Passive energy design
Brutal westerly winds and harsh western sun means the living space is tucked back with a view to the south providing soft light for the eyes. Glazing along its length gets northern sun on your back. A big west overhanging roof blocks the afternoon sun and stops driving westerly rain. Curtains and operable wall sections partition rooms for efficient heating. Predominant east and west breezes flow along the shotgun plan with vents pulling breezes into rooms as required. Clerestory operable vents to the interior allow hot air to escape up and away from rooms. The BAL-FZ-compliant construction offers a multi-layered envelope for a high-performing internal living environment. The house has 6.1 NaTHERS stars.

Materials
A concrete block base and six concrete columns raise a steel and timber platform out over the 20-degree slope to allow water and critters to continue moving about the site. Bush rock was kept on site to maintain native habitat. The structural steel floor frame and western end portal frames are designed to be carried and assembled with minimal machinery. Timber-framed walls with R2.5 insulation are clad in 12-milimetre FSC-certified radiata pine plywood with a whitewash finish and clear coat, and screw fixed for disassembly. Exposed recycled hardwood was dressed and dimensioned on site, finished with Cutek oil in “Goldtone”. The lintels are rough-sawn scots pine milled on site and burnt. Fabric doors are sewn from 100 per cent Australian cotton and curtain offcuts. Joinery faces are 18-millimetre structural formply with edges finished with Cutek “Goldtone”. Externally a CSR Cemintel BAL-FZ cladding system was used, with two layers of Fyrchek plasterboard and commercial express panel. The roof is SPANDEK profile in “Mangrove” by Lysaght.

Flooring
PEFC-certified spotted gum T&G floorboards finished with a hardwax oil. CSR compressed fibre cement is used for external decks with a clear, anti-slip finish.

Glazing
Windows and doors are well sealed and double glazed made by the builder from recycled hardwood and finished with Cutek, and protected by shutters finished in Colorbond “Mangrove” by Comfort Shutters. The east and west clerestory windows are from Paarhammer. To reduce the number of BAL-FZrequired shutters, air and light were separated. Glass blocks from Glass Brick Company provide light and hinged wall vents provide air.

Heating and cooling
A Nobo heater is mounted on a compressed fibre-cement wall panel for a smidge of thermal mass. Fans allow hot air to be pushed down or pulled up as the season requires. There is no mechanical cooling.

Water tanks
Rainwater from all roof areas is directed to two 7500-litre galvanised steel tanks underneath the house providing water and bushfire sprinklers.

Lighting
The house has a ‘cable tray’ made from 18-milimetre formply and hardwood. Designed to keep the majority of electricals exposed for future maintenance and so as to not swiss-cheese the internal building envelope for building performance efficiencies.

Energy
The house is all electric.

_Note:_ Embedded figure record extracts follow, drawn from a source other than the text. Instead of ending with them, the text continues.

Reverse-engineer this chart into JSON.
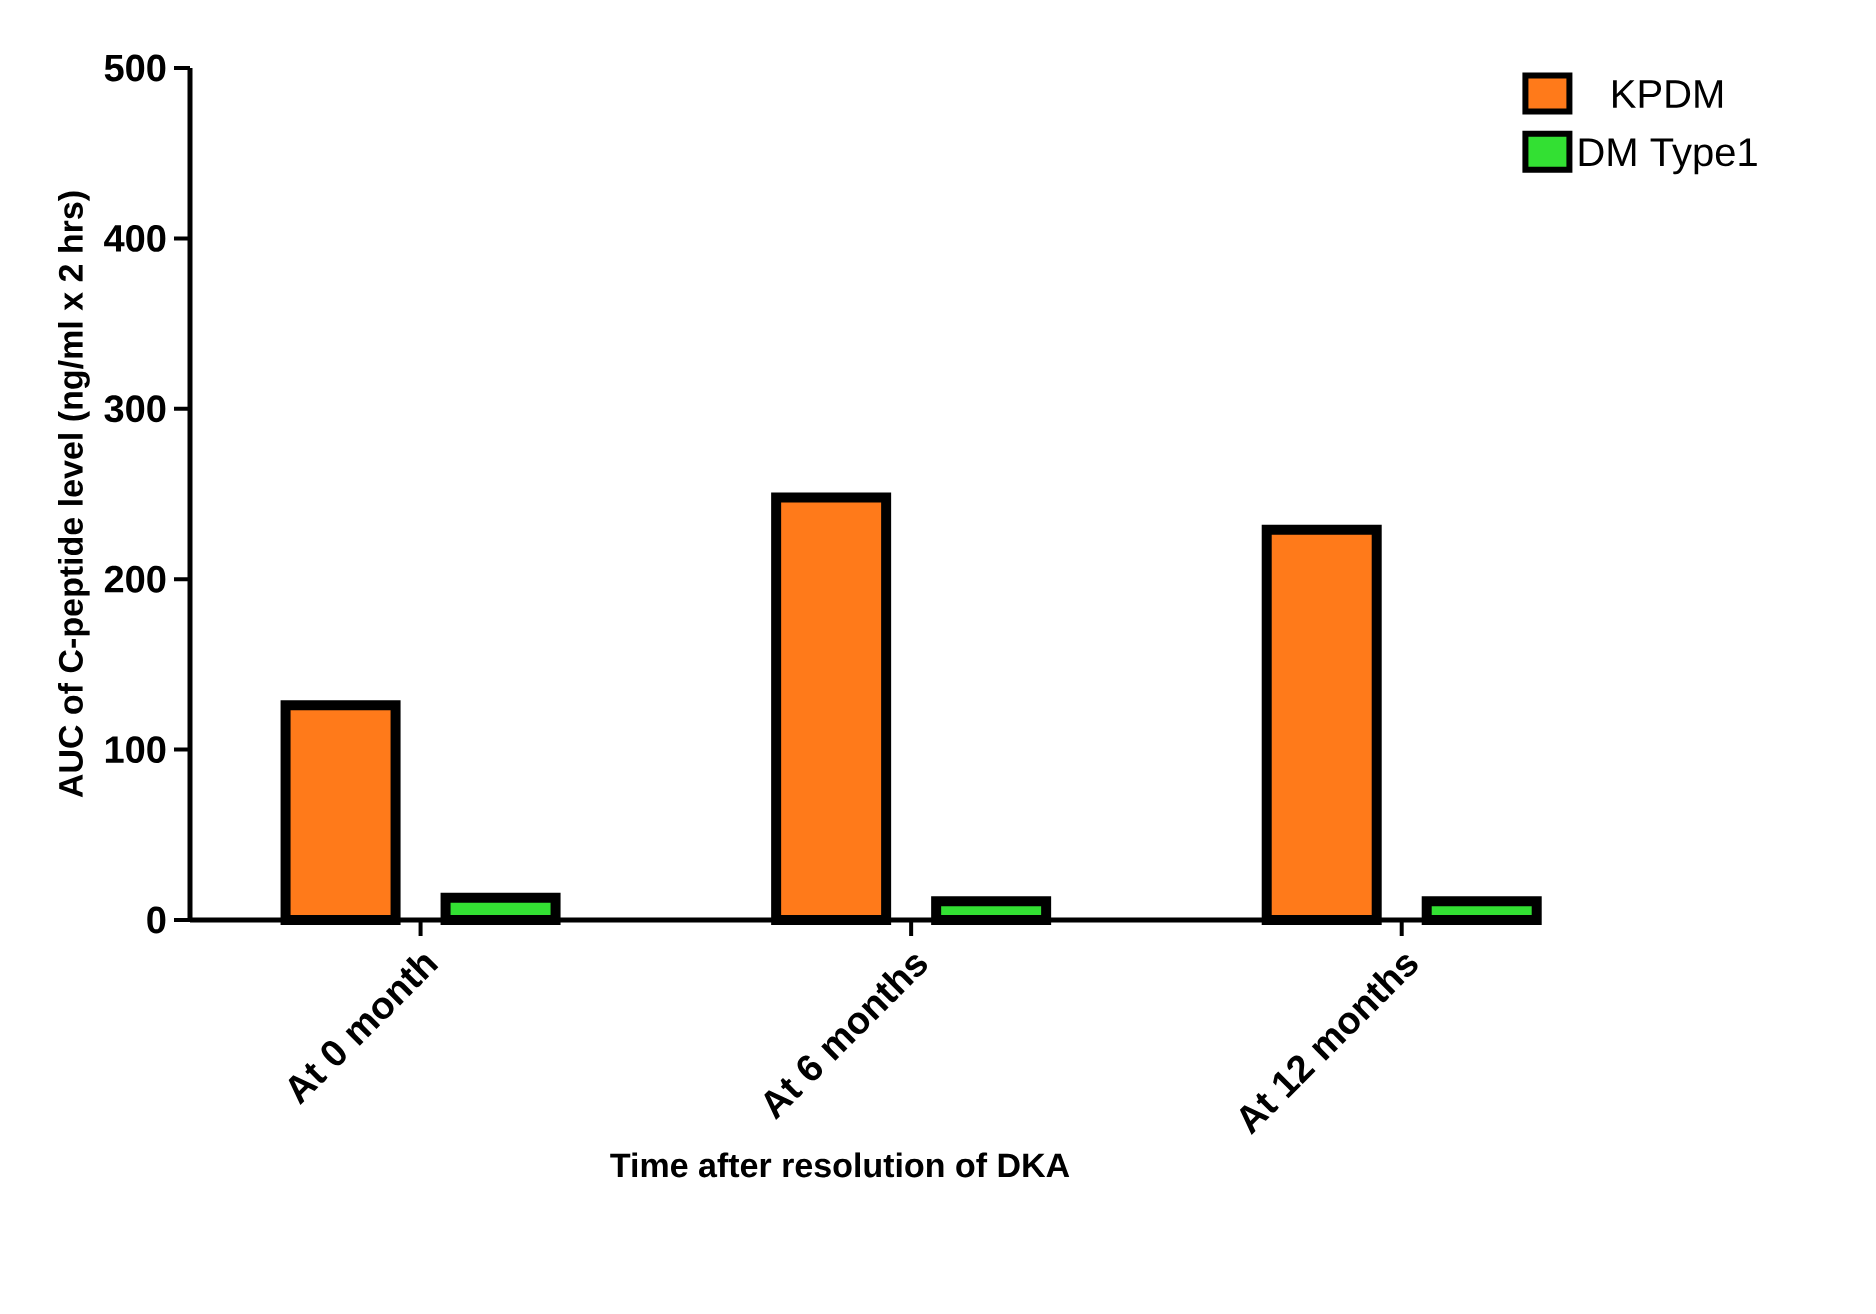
{
  "chart_data": {
    "type": "bar",
    "xlabel": "Time after resolution of DKA",
    "ylabel": "AUC of C-peptide level (ng/ml x 2 hrs)",
    "categories": [
      "At 0 month",
      "At 6 months",
      "At 12 months"
    ],
    "series": [
      {
        "name": "KPDM",
        "color": "#ff7a1a",
        "values": [
          126,
          248,
          229
        ]
      },
      {
        "name": "DM Type1",
        "color": "#33e033",
        "values": [
          13,
          11,
          11
        ]
      }
    ],
    "ylim": [
      0,
      500
    ],
    "yticks": [
      0,
      100,
      200,
      300,
      400,
      500
    ],
    "grid": false,
    "legend": "top right"
  }
}
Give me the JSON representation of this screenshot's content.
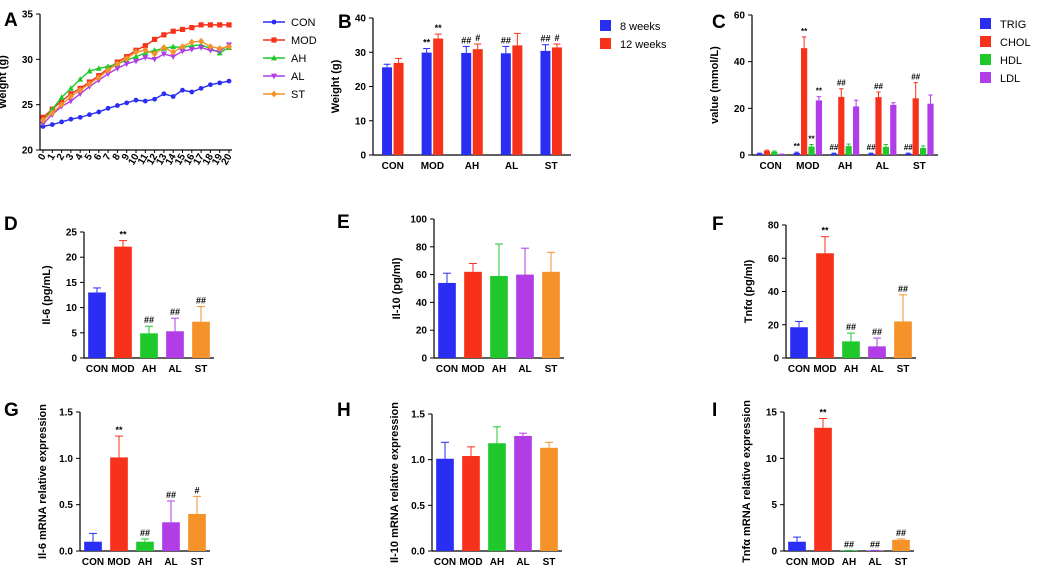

The roof is designed for a linear bay of north-facing solar panels when the finances allow.

Accessibility
The house is designed to the Livable Housing Guidelines. The large bathroom has fully reinforced walls of formply that allow for installation of grab rails anywhere. The main bedroom has easy access on either side to aid low mobility. Joinery is designed to aid future retrofitting. All hardware allows easy operation with poor motor skills.